Ketiga, tidak membuat muhasabah setelah amal pada masa-masa yang labil dan kurang stabil, termasuk pada hentakan pertama dari ujian dan bencana. Tidak diragukan lagi akan pentingnya muhasabah atau evaluasi, akan tetapi bila muhasabah dibuat pada masa-masa genting, iman kurang stabil, mental labil dan emosi naik, tidak mustahil muhasabah dan evaluasi dalam situasi dan kondisi seperti ini akan dimanipulasi syetan dari golongan manusia maupun golongan jin, sehingga hasilnya negatif, minimal termotivasi untuk mengucapkan “seandainya” (pembuka amalan syetan), sebagaimana dalam sebuah hadits :
Dari Abu Hurairah r.a. berkata, Rasulullah SAW., bersabda :
“Mukmin yang kuat itu lebih baik dan lebih dicintai Allah dari pada mukmin yang lemah, dan pada masing-masing ada kebaikan.

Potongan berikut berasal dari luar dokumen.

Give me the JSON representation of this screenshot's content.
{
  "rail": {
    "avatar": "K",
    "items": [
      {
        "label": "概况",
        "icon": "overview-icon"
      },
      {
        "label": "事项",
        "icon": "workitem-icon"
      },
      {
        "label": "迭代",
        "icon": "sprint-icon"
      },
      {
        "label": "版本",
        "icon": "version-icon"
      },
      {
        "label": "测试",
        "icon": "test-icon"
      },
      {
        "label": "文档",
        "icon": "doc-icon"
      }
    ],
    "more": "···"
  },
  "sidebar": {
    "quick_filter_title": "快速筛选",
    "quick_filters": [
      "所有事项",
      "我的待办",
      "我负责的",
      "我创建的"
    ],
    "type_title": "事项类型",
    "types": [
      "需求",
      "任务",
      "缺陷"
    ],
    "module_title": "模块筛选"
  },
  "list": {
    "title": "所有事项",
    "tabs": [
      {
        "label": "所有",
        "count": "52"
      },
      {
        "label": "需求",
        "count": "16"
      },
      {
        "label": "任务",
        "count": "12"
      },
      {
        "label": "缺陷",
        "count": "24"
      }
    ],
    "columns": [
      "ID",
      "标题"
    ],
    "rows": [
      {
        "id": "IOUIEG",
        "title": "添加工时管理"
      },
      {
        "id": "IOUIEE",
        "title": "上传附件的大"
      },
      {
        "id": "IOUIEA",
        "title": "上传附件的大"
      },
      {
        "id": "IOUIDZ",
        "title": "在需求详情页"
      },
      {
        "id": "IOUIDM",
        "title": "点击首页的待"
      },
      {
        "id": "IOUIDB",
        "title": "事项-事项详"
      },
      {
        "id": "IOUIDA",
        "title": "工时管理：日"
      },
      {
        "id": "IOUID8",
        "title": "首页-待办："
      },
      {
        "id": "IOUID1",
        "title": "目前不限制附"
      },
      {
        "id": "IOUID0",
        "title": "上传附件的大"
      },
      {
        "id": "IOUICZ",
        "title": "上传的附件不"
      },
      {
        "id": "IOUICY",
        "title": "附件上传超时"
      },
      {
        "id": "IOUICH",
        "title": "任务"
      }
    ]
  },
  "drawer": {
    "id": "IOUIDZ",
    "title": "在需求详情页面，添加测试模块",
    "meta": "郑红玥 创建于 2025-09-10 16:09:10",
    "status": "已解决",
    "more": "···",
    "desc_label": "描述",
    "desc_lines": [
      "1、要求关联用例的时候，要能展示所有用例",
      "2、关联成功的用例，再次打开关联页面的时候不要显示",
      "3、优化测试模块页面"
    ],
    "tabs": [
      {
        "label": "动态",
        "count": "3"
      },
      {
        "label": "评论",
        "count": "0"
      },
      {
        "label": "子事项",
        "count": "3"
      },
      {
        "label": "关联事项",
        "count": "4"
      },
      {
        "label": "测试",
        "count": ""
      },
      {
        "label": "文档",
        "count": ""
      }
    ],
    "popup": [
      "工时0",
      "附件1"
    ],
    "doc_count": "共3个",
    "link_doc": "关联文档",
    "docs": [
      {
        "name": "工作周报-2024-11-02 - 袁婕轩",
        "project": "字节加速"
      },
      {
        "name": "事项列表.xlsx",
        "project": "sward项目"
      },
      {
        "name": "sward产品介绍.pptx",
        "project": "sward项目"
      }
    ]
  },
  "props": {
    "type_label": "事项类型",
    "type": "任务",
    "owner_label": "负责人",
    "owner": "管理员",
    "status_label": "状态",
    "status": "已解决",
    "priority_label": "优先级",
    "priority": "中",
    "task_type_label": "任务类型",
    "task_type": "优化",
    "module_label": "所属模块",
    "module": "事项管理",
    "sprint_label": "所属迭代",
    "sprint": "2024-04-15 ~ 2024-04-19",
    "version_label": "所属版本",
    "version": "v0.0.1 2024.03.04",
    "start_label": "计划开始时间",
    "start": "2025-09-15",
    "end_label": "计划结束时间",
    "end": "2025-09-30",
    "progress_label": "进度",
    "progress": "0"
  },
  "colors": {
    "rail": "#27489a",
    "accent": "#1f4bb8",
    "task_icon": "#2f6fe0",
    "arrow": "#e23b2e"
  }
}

Tamak-lah (berkeinginan yang kuat) atas apa yang bermanfaat kepadamu, dan mintalah pertolongan kepada Allah dan jangan merasa lemah. Dan jika sesuatu menimpamu, maka janganlah mengatakan : Seandainya, sungguh kalau aku berbuat jadinya akan begini dan begitu, akan tetapi katakanlah : Allah telah menakdirkan (qadarallah) apa yang Allah kehendaki Allah perbuat, karena sesungguhnya “Lau” seandainya membuka amalan syetan.” (HR. Muslim)
Maka buatlah muhasabah atau evaluasi ketika kita dalam keadaan stabil dan tenang, dan yang perlu diingat hasil muhasabah mestilah yang menguntungkan diri kita, artinya yang bisa menguatkan kesabaran dan keistiqomahan kita, bukan sebaliknya.
Jika hasil muhasabah diperkirakan menguntungkan syetan dan membahayakan iman kita, maka tawaquf dari muhasabah setelah amal, Insya Allah afdhol dan lebih baik.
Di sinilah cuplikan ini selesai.